Mit dem angefochtenen Beschl. hat das LG der Klägerin die Kosten des Rechtsstreits auferlegt und dies damit begründet, es lägen keine Ausnahmegründe vor, der Beklagten die Kosten aufzuerlegen. Es hätte vielmehr seitens der Klägerin Veranlassung bestanden, den Sachstand zu überprüfen. Der Beschl. wurde der Klägerin am 02.05.2011 zugestellt (EB Bl. 43b d.A.). Mit Schriftsatz vom 09.05.2011 - Eingang des Fax bei Gericht am 13.05.2011 - legt die Klägerin sofortige Beschwerde ein. Sie hält daran fest, es hätte aufgrund des Vertragsverhältnisses der Beklagten oblegen, sie von der Zahlung an die Seat-Bank zu unterrichten.
II. Die form- und fristgerecht eingelegte Beschwerde ist zulässig; sie hat in der Sache aber keinen Erfolg.
Nach § 269 Abs. 3 ZPO fallen grds. dem seine Klage zurücknehmenden Kläger die Kosten des Rechtsstreits zur Last. Bis zum ZPO-ReformG und der Änderung des § 269 Abs. 3 Satz 3 ZPO durch das 1. JMoG gab es hiervon keine Ausnahme. Erst durch die Einfügung des Abs. 3 Satz 3 durch die genannten Gesetze bestimmt sich die Kostentragungspflicht nach billigem Ermessen unter Berücksichtigung des bisherigen Sach- und Streitstandes bei Wegfall des Klageanlasses vor Rechtshängigkeit. Eine Entsch. nach billigem Ermessen ist auch möglich, wenn die Erledigung (des Klageanlasses) schon vor Einreichung der Klage eingetreten ist (vgl. Zöller-Greger, ZPO-Komm., 28 Aufl. § 269 Rz 18d mit Hinw. auf OLG München OLGR 2004, 218; Elzer NJW 2002, 2008). Auch in diesem Fall bleibt die Auferlegung der Kosten auf den Beklagten jedoch die Ausnahme und muss besonders begründet werden.
Nach dem Sach- und Streitstand wäre die Klägerin vorliegend bei Aufrechterhaltung der Klage oder Klageänderung auf die Kosten unterlegen gewesen. Denn die Beklagte hatte lange vor der Klageerhebung den geforderten Betrag - entsprechend der vertraglichen Vereinbarungen - an die Seat-Bank gezahlt. Die Klägerin wusste auch, dass die Beklagte hierzu vertraglich verpflichtet war.

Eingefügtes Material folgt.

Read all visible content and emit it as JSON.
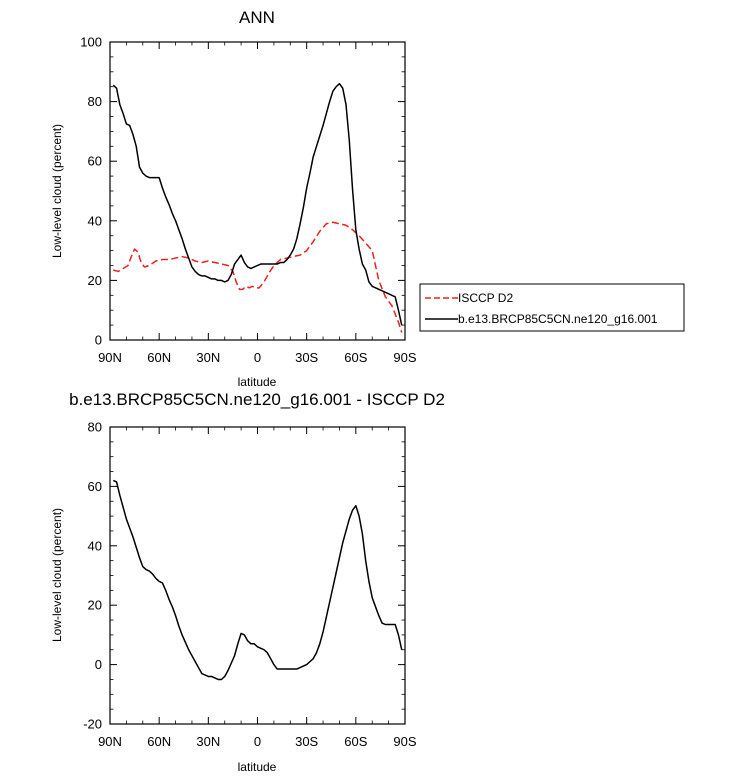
{
  "chart_data": [
    {
      "type": "line",
      "title": "ANN",
      "xlabel": "latitude",
      "ylabel": "Low-level cloud (percent)",
      "xlim": [
        -90,
        90
      ],
      "ylim": [
        0,
        100
      ],
      "x_ticks": [
        -90,
        -60,
        -30,
        0,
        30,
        60,
        90
      ],
      "x_tick_labels": [
        "90N",
        "60N",
        "30N",
        "0",
        "30S",
        "60S",
        "90S"
      ],
      "y_ticks": [
        0,
        20,
        40,
        60,
        80,
        100
      ],
      "y_tick_labels": [
        "0",
        "20",
        "40",
        "60",
        "80",
        "100"
      ],
      "legend_position": "right",
      "series": [
        {
          "name": "ISCCP D2",
          "color": "#e8231f",
          "style": "dashed",
          "x": [
            -88,
            -85,
            -82,
            -79,
            -77,
            -75,
            -73,
            -71,
            -69,
            -66,
            -62,
            -58,
            -54,
            -50,
            -46,
            -42,
            -38,
            -34,
            -30,
            -26,
            -22,
            -18,
            -15,
            -13,
            -11,
            -9,
            -7,
            -5,
            -3,
            -1,
            1,
            4,
            7,
            10,
            14,
            18,
            22,
            26,
            30,
            34,
            38,
            42,
            46,
            50,
            54,
            58,
            62,
            66,
            70,
            74,
            78,
            82,
            86,
            88
          ],
          "y": [
            23.5,
            23,
            24,
            25,
            28,
            30.5,
            29.5,
            26,
            24.5,
            25,
            26.5,
            27,
            27,
            27.5,
            28,
            27.5,
            26.5,
            26,
            26.5,
            26,
            25.5,
            25,
            23,
            19.5,
            17,
            17,
            18,
            17.5,
            18,
            17.5,
            17.5,
            19.5,
            22.5,
            25,
            27,
            27.5,
            28,
            28.5,
            30,
            33,
            36.5,
            39,
            39.5,
            39,
            38.5,
            37,
            35,
            32.5,
            30,
            20,
            14.5,
            11.5,
            6,
            2.5
          ]
        },
        {
          "name": "b.e13.BRCP85C5CN.ne120_g16.001",
          "color": "#000000",
          "style": "solid",
          "x": [
            -88,
            -86,
            -84,
            -82,
            -80,
            -78,
            -76,
            -74,
            -72,
            -70,
            -68,
            -66,
            -64,
            -62,
            -60,
            -58,
            -56,
            -54,
            -52,
            -50,
            -48,
            -46,
            -44,
            -42,
            -40,
            -38,
            -36,
            -34,
            -32,
            -30,
            -28,
            -26,
            -24,
            -22,
            -20,
            -18,
            -16,
            -14,
            -12,
            -10,
            -8,
            -6,
            -4,
            -2,
            0,
            2,
            4,
            6,
            8,
            10,
            12,
            14,
            16,
            18,
            20,
            22,
            24,
            26,
            28,
            30,
            32,
            34,
            36,
            38,
            40,
            42,
            44,
            46,
            48,
            50,
            52,
            54,
            56,
            58,
            60,
            62,
            64,
            66,
            68,
            70,
            72,
            74,
            76,
            78,
            80,
            82,
            84,
            86,
            88
          ],
          "y": [
            85.5,
            84.5,
            79,
            76,
            72.5,
            72,
            69,
            65,
            58,
            56,
            55,
            54.5,
            54.5,
            54.5,
            54.5,
            51,
            48,
            45.5,
            42.5,
            40,
            37,
            34,
            30.5,
            27.5,
            24.5,
            23,
            22,
            21.5,
            21.5,
            21,
            20.5,
            20.5,
            20,
            20,
            19.5,
            20,
            22,
            25.5,
            27,
            28.5,
            26,
            24.5,
            24,
            24.5,
            25,
            25.5,
            25.5,
            25.5,
            25.5,
            25.5,
            25.5,
            26,
            26,
            27,
            28.5,
            30.5,
            34,
            39,
            44.5,
            51,
            56,
            61.5,
            65,
            68.5,
            72,
            76,
            80,
            83.5,
            85,
            86,
            84.5,
            79,
            67,
            50.5,
            37,
            30.5,
            25.5,
            23.5,
            19.5,
            18,
            17.5,
            17,
            16.5,
            16,
            15.5,
            15,
            14.5,
            10,
            5
          ]
        }
      ]
    },
    {
      "type": "line",
      "title": "b.e13.BRCP85C5CN.ne120_g16.001 - ISCCP D2",
      "xlabel": "latitude",
      "ylabel": "Low-level cloud (percent)",
      "xlim": [
        -90,
        90
      ],
      "ylim": [
        -20,
        80
      ],
      "x_ticks": [
        -90,
        -60,
        -30,
        0,
        30,
        60,
        90
      ],
      "x_tick_labels": [
        "90N",
        "60N",
        "30N",
        "0",
        "30S",
        "60S",
        "90S"
      ],
      "y_ticks": [
        -20,
        0,
        20,
        40,
        60,
        80
      ],
      "y_tick_labels": [
        "-20",
        "0",
        "20",
        "40",
        "60",
        "80"
      ],
      "series": [
        {
          "color": "#000000",
          "style": "solid",
          "x": [
            -88,
            -86,
            -84,
            -82,
            -80,
            -78,
            -76,
            -74,
            -72,
            -70,
            -68,
            -66,
            -64,
            -62,
            -60,
            -58,
            -56,
            -54,
            -52,
            -50,
            -48,
            -46,
            -44,
            -42,
            -40,
            -38,
            -36,
            -34,
            -32,
            -30,
            -28,
            -26,
            -24,
            -22,
            -20,
            -18,
            -16,
            -14,
            -12,
            -10,
            -8,
            -6,
            -4,
            -2,
            0,
            2,
            4,
            6,
            8,
            10,
            12,
            14,
            16,
            18,
            20,
            22,
            24,
            26,
            28,
            30,
            32,
            34,
            36,
            38,
            40,
            42,
            44,
            46,
            48,
            50,
            52,
            54,
            56,
            58,
            60,
            62,
            64,
            66,
            68,
            70,
            72,
            74,
            76,
            78,
            80,
            82,
            84,
            86,
            88
          ],
          "y": [
            62,
            61.5,
            57,
            53,
            49,
            46,
            43,
            39.5,
            36,
            33,
            32,
            31.5,
            30.5,
            29,
            28,
            27.5,
            25,
            22,
            19.5,
            16.5,
            13,
            10,
            7.5,
            5,
            3,
            1,
            -1,
            -3,
            -3.5,
            -4,
            -4,
            -4.5,
            -5,
            -5,
            -4,
            -2,
            0.5,
            3,
            7,
            10.5,
            10,
            8,
            7,
            7,
            6,
            5.5,
            5,
            4,
            2,
            0,
            -1.5,
            -1.5,
            -1.5,
            -1.5,
            -1.5,
            -1.5,
            -1.5,
            -1,
            -0.5,
            0,
            1,
            2,
            4,
            7,
            11,
            16,
            21,
            26,
            31,
            36,
            41,
            45,
            49,
            52,
            53.5,
            50,
            44,
            35,
            28,
            22.5,
            19.5,
            16.5,
            14,
            13.5,
            13.5,
            13.5,
            13.5,
            10,
            5
          ]
        }
      ]
    }
  ]
}
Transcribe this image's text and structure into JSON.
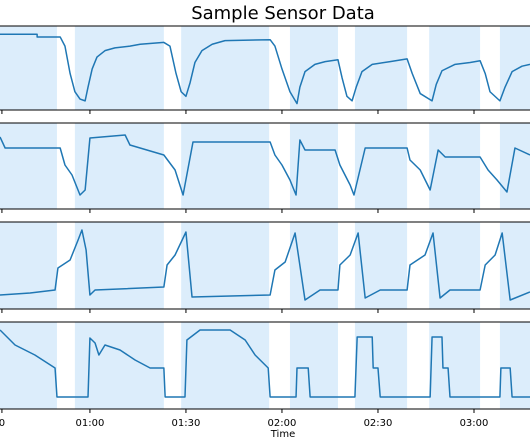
{
  "chart_data": [
    {
      "type": "line",
      "title": "Sample Sensor Data",
      "color": "#1f77b4",
      "span_color": "#dcedfb",
      "spans": [
        [
          31.9,
          49.7
        ],
        [
          55.3,
          83.1
        ],
        [
          88.5,
          116
        ],
        [
          122.5,
          137.5
        ],
        [
          142.8,
          159.1
        ],
        [
          166,
          181.9
        ],
        [
          188.1,
          197.5
        ]
      ],
      "xlim": [
        31.9,
        197.5
      ],
      "ylim": [
        0,
        92
      ],
      "x": [
        31.9,
        43.5,
        43.5,
        50.7,
        52.2,
        53.8,
        55.3,
        56.9,
        58.5,
        59.4,
        60.7,
        62.2,
        64.7,
        67.8,
        72.5,
        75.7,
        83.1,
        85.0,
        86.9,
        88.5,
        90.0,
        91.3,
        92.8,
        95.0,
        98.2,
        102.2,
        116.3,
        117.8,
        120.0,
        122.5,
        124.7,
        125.6,
        127.2,
        130.3,
        133.5,
        137.5,
        138.8,
        140.3,
        141.9,
        143.2,
        145.0,
        148.2,
        153.8,
        159.1,
        160.7,
        163.2,
        166.9,
        168.2,
        170.0,
        174.1,
        178.8,
        181.9,
        183.5,
        185.0,
        188.1,
        189.7,
        191.9,
        195.0,
        197.5
      ],
      "values": [
        83,
        83,
        80,
        80,
        70,
        40,
        20,
        12,
        10,
        25,
        45,
        58,
        65,
        68,
        70,
        72,
        74,
        70,
        40,
        20,
        15,
        30,
        52,
        65,
        72,
        76,
        77,
        70,
        45,
        20,
        7,
        25,
        42,
        50,
        53,
        55,
        35,
        15,
        10,
        25,
        42,
        50,
        53,
        56,
        40,
        18,
        10,
        28,
        43,
        50,
        52,
        54,
        40,
        20,
        10,
        25,
        42,
        48,
        50
      ]
    },
    {
      "type": "line",
      "color": "#1f77b4",
      "xlim": [
        31.9,
        197.5
      ],
      "ylim": [
        0,
        86
      ],
      "x": [
        31.9,
        33.5,
        50.7,
        52.2,
        54.4,
        56.9,
        58.5,
        60.0,
        71.0,
        72.5,
        83.1,
        86.6,
        89.1,
        92.2,
        116.3,
        117.8,
        120.0,
        122.5,
        124.4,
        125.6,
        127.2,
        136.6,
        138.1,
        141.3,
        142.5,
        146.0,
        159.1,
        160.0,
        163.2,
        166.3,
        168.8,
        171.0,
        181.9,
        184.4,
        187.2,
        190.3,
        192.8,
        197.5
      ],
      "values": [
        72,
        61,
        61,
        44,
        34,
        14,
        19,
        71,
        74,
        64,
        54,
        39,
        14,
        67,
        67,
        54,
        44,
        29,
        14,
        69,
        59,
        59,
        44,
        24,
        14,
        61,
        61,
        49,
        39,
        19,
        59,
        52,
        52,
        39,
        29,
        17,
        61,
        54
      ]
    },
    {
      "type": "line",
      "color": "#1f77b4",
      "xlim": [
        31.9,
        197.5
      ],
      "ylim": [
        0,
        87
      ],
      "x": [
        31.9,
        41.3,
        49.1,
        50.0,
        53.8,
        56.3,
        57.5,
        58.8,
        60.0,
        61.6,
        83.1,
        84.1,
        86.6,
        90.0,
        91.9,
        116.3,
        117.8,
        121.0,
        124.1,
        127.2,
        131.9,
        137.5,
        138.1,
        141.3,
        143.8,
        146.0,
        150.7,
        159.1,
        160.0,
        164.7,
        167.2,
        169.4,
        172.5,
        181.9,
        183.5,
        186.6,
        188.8,
        191.3,
        197.5
      ],
      "values": [
        14,
        16,
        19,
        41,
        49,
        69,
        79,
        59,
        14,
        19,
        22,
        44,
        54,
        77,
        12,
        14,
        39,
        47,
        76,
        9,
        19,
        19,
        44,
        54,
        76,
        11,
        19,
        19,
        44,
        54,
        76,
        11,
        19,
        19,
        44,
        54,
        76,
        9,
        17
      ]
    },
    {
      "type": "line",
      "color": "#1f77b4",
      "xlim": [
        31.9,
        197.5
      ],
      "ylim": [
        0,
        87
      ],
      "xlabel": "Time",
      "xticks": [
        {
          "value": 32.5,
          "label": "0"
        },
        {
          "value": 60,
          "label": "01:00"
        },
        {
          "value": 90,
          "label": "01:30"
        },
        {
          "value": 120,
          "label": "02:00"
        },
        {
          "value": 150,
          "label": "02:30"
        },
        {
          "value": 180,
          "label": "03:00"
        }
      ],
      "x": [
        31.9,
        36.6,
        42.8,
        49.1,
        49.7,
        59.4,
        60.0,
        61.6,
        62.8,
        64.7,
        69.4,
        74.1,
        78.8,
        83.1,
        83.5,
        89.7,
        90.3,
        94.4,
        103.8,
        108.5,
        111.6,
        115.7,
        116.3,
        124.4,
        124.7,
        128.2,
        128.8,
        142.8,
        143.5,
        148.2,
        148.5,
        150.0,
        150.7,
        166.3,
        166.9,
        170.0,
        170.3,
        171.9,
        172.5,
        188.1,
        188.4,
        191.3,
        191.9,
        197.5
      ],
      "values": [
        79,
        64,
        54,
        41,
        12,
        12,
        71,
        66,
        54,
        64,
        59,
        49,
        41,
        41,
        12,
        12,
        69,
        79,
        79,
        69,
        54,
        41,
        12,
        12,
        41,
        41,
        12,
        12,
        72,
        72,
        41,
        41,
        12,
        12,
        72,
        72,
        41,
        41,
        12,
        12,
        41,
        41,
        12,
        12
      ]
    }
  ]
}
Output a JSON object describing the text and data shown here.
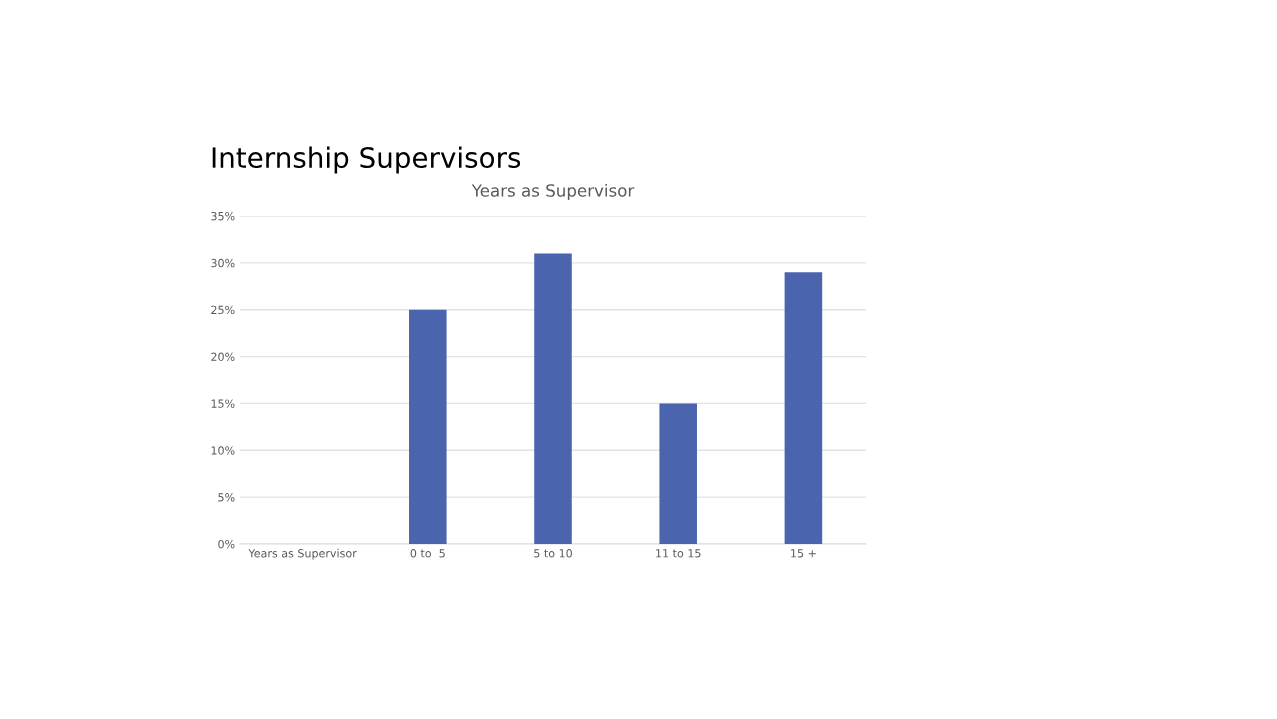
{
  "chart_data": {
    "type": "bar",
    "title": "Internship Supervisors",
    "subtitle": "Years as Supervisor",
    "categories": [
      "Years as Supervisor",
      "0 to  5",
      "5 to 10",
      "11 to 15",
      "15 +"
    ],
    "values": [
      null,
      25,
      31,
      15,
      29
    ],
    "color": "#4a64ae",
    "ylim": [
      0,
      35
    ],
    "yticks": [
      {
        "value": 0,
        "label": "0%"
      },
      {
        "value": 5,
        "label": "5%"
      },
      {
        "value": 10,
        "label": "10%"
      },
      {
        "value": 15,
        "label": "15%"
      },
      {
        "value": 20,
        "label": "20%"
      },
      {
        "value": 25,
        "label": "25%"
      },
      {
        "value": 30,
        "label": "30%"
      },
      {
        "value": 35,
        "label": "35%"
      }
    ],
    "grid": "y",
    "legend": false
  }
}
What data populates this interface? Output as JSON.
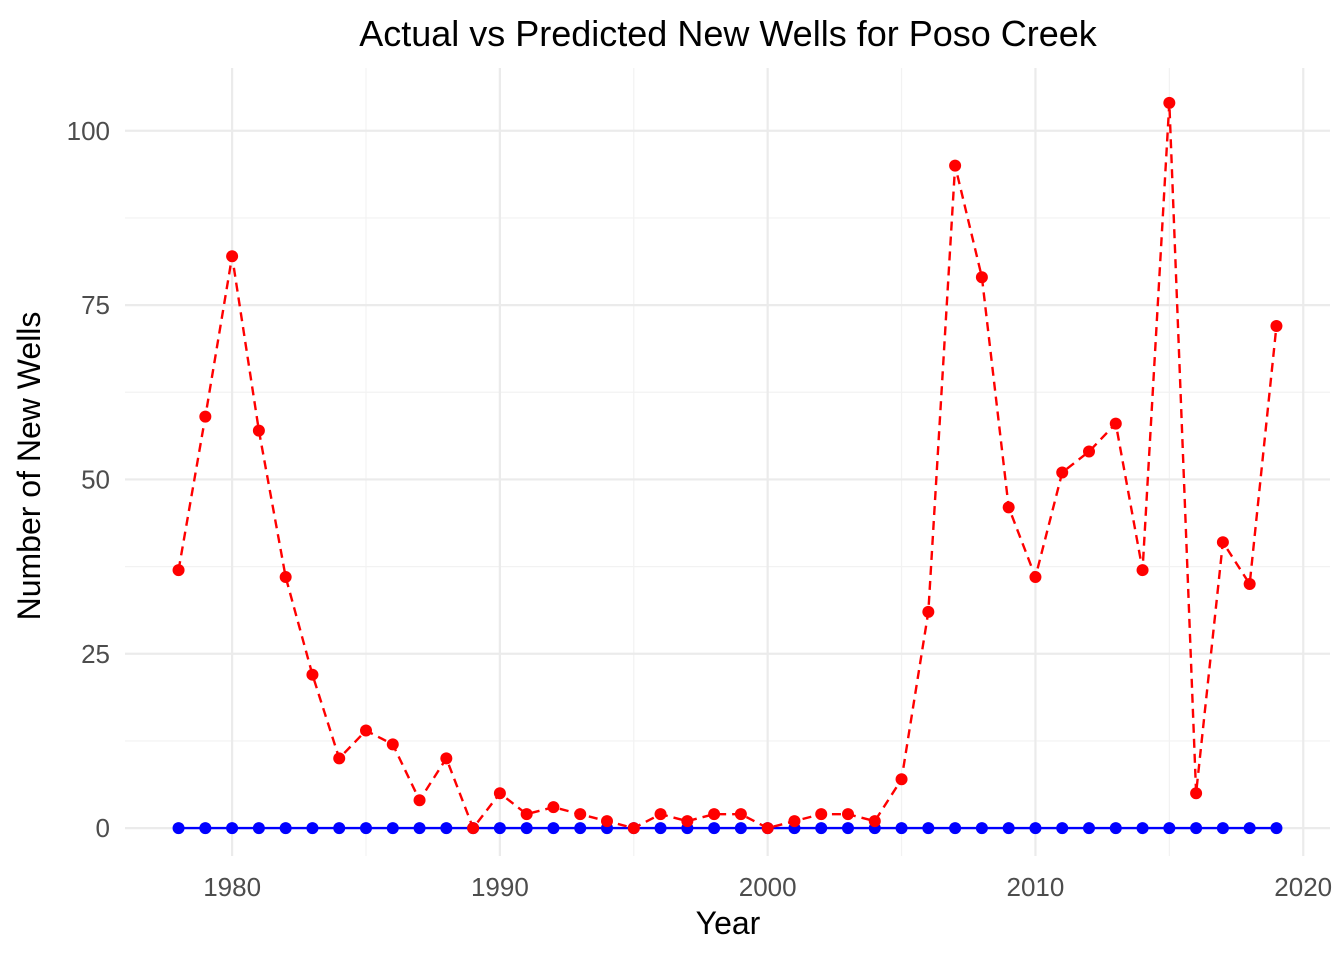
{
  "chart_data": {
    "type": "line",
    "title": "Actual vs Predicted New Wells for Poso Creek",
    "xlabel": "Year",
    "ylabel": "Number of New Wells",
    "xlim": [
      1976,
      2021
    ],
    "ylim": [
      -4,
      109
    ],
    "x_ticks": [
      1980,
      1990,
      2000,
      2010,
      2020
    ],
    "x_tick_labels": [
      "1980",
      "1990",
      "2000",
      "2010",
      "2020"
    ],
    "y_ticks": [
      0,
      25,
      50,
      75,
      100
    ],
    "y_tick_labels": [
      "0",
      "25",
      "50",
      "75",
      "100"
    ],
    "grid": true,
    "legend": "none",
    "x": [
      1978,
      1979,
      1980,
      1981,
      1982,
      1983,
      1984,
      1985,
      1986,
      1987,
      1988,
      1989,
      1990,
      1991,
      1992,
      1993,
      1994,
      1995,
      1996,
      1997,
      1998,
      1999,
      2000,
      2001,
      2002,
      2003,
      2004,
      2005,
      2006,
      2007,
      2008,
      2009,
      2010,
      2011,
      2012,
      2013,
      2014,
      2015,
      2016,
      2017,
      2018,
      2019
    ],
    "series": [
      {
        "color": "#ff0000",
        "line_style": "dashed",
        "values": [
          37,
          59,
          82,
          57,
          36,
          22,
          10,
          14,
          12,
          4,
          10,
          0,
          5,
          2,
          3,
          2,
          1,
          0,
          2,
          1,
          2,
          2,
          0,
          1,
          2,
          2,
          1,
          7,
          31,
          95,
          79,
          46,
          36,
          51,
          54,
          58,
          37,
          104,
          5,
          41,
          35,
          72
        ]
      },
      {
        "color": "#0000ff",
        "line_style": "solid",
        "values": [
          0,
          0,
          0,
          0,
          0,
          0,
          0,
          0,
          0,
          0,
          0,
          0,
          0,
          0,
          0,
          0,
          0,
          0,
          0,
          0,
          0,
          0,
          0,
          0,
          0,
          0,
          0,
          0,
          0,
          0,
          0,
          0,
          0,
          0,
          0,
          0,
          0,
          0,
          0,
          0,
          0,
          0
        ]
      }
    ]
  }
}
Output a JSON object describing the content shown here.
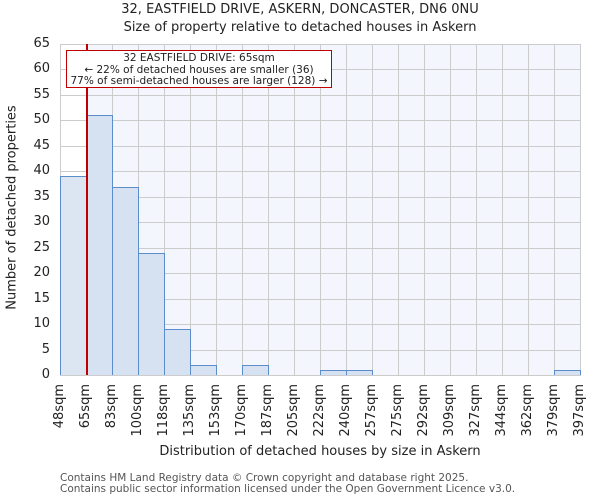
{
  "header": {
    "title": "32, EASTFIELD DRIVE, ASKERN, DONCASTER, DN6 0NU",
    "subtitle": "Size of property relative to detached houses in Askern"
  },
  "annotation": {
    "line1": "32 EASTFIELD DRIVE: 65sqm",
    "line2": "← 22% of detached houses are smaller (36)",
    "line3": "77% of semi-detached houses are larger (128) →"
  },
  "axes": {
    "ylabel": "Number of detached properties",
    "xlabel": "Distribution of detached houses by size in Askern",
    "yticks": [
      "0",
      "5",
      "10",
      "15",
      "20",
      "25",
      "30",
      "35",
      "40",
      "45",
      "50",
      "55",
      "60",
      "65"
    ]
  },
  "footer": {
    "line1": "Contains HM Land Registry data © Crown copyright and database right 2025.",
    "line2": "Contains public sector information licensed under the Open Government Licence v3.0."
  },
  "colors": {
    "bar_fill": "#d6e1f2",
    "bar_edge": "#5b8ccc",
    "marker": "#c00000",
    "plot_bg": "#f3f6fd",
    "grid": "#cccccc"
  },
  "chart_data": {
    "type": "bar",
    "title": "32, EASTFIELD DRIVE, ASKERN, DONCASTER, DN6 0NU",
    "subtitle": "Size of property relative to detached houses in Askern",
    "xlabel": "Distribution of detached houses by size in Askern",
    "ylabel": "Number of detached properties",
    "categories": [
      "48sqm",
      "65sqm",
      "83sqm",
      "100sqm",
      "118sqm",
      "135sqm",
      "153sqm",
      "170sqm",
      "187sqm",
      "205sqm",
      "222sqm",
      "240sqm",
      "257sqm",
      "275sqm",
      "292sqm",
      "309sqm",
      "327sqm",
      "344sqm",
      "362sqm",
      "379sqm",
      "397sqm"
    ],
    "bin_edges": [
      48,
      65,
      83,
      100,
      118,
      135,
      153,
      170,
      187,
      205,
      222,
      240,
      257,
      275,
      292,
      309,
      327,
      344,
      362,
      379,
      397
    ],
    "values": [
      39,
      51,
      37,
      24,
      9,
      2,
      0,
      2,
      0,
      0,
      1,
      1,
      0,
      0,
      0,
      0,
      0,
      0,
      0,
      1
    ],
    "ylim": [
      0,
      65
    ],
    "yticks": [
      0,
      5,
      10,
      15,
      20,
      25,
      30,
      35,
      40,
      45,
      50,
      55,
      60,
      65
    ],
    "grid": true,
    "marker": {
      "x": 65,
      "label": "32 EASTFIELD DRIVE: 65sqm"
    },
    "annotations": [
      "32 EASTFIELD DRIVE: 65sqm",
      "← 22% of detached houses are smaller (36)",
      "77% of semi-detached houses are larger (128) →"
    ]
  }
}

Daher kann auch aus der allgemeinen vertraglichen Pflicht zu gegenseitiger Rücksichtnahme und Treue eine darüber hinausgehende Nebenpflicht zur Mitteilung der erfolgten Zahlung an die Klägerin nicht zwingend abgeleitet werden. Vielmehr folgt der Senat der Auffassung des LGs, es hätte der Klägerin oblegen, sich bei der Bank zu erkundigen, ob gezahlt war, bevor sie Klage erhob. Dies gilt umso mehr, als zwischen der Aufforderung zur Zahlung - Februar 2010 - bis zur Klageerhebung 10 Monate vergangen waren. Es ist auch dem Senat nicht erklärlich, wieso die Klägerin nicht - nach Ablauf der Zahlungsfrist (März 2010) - zunächst noch einmal nachgefragt hat, ob in der Zwischenzeit, dh. nach Mitteilung des Ablösebetrages, die Beklagte ihrer vertraglichen Verpflichtung nachgekommen war.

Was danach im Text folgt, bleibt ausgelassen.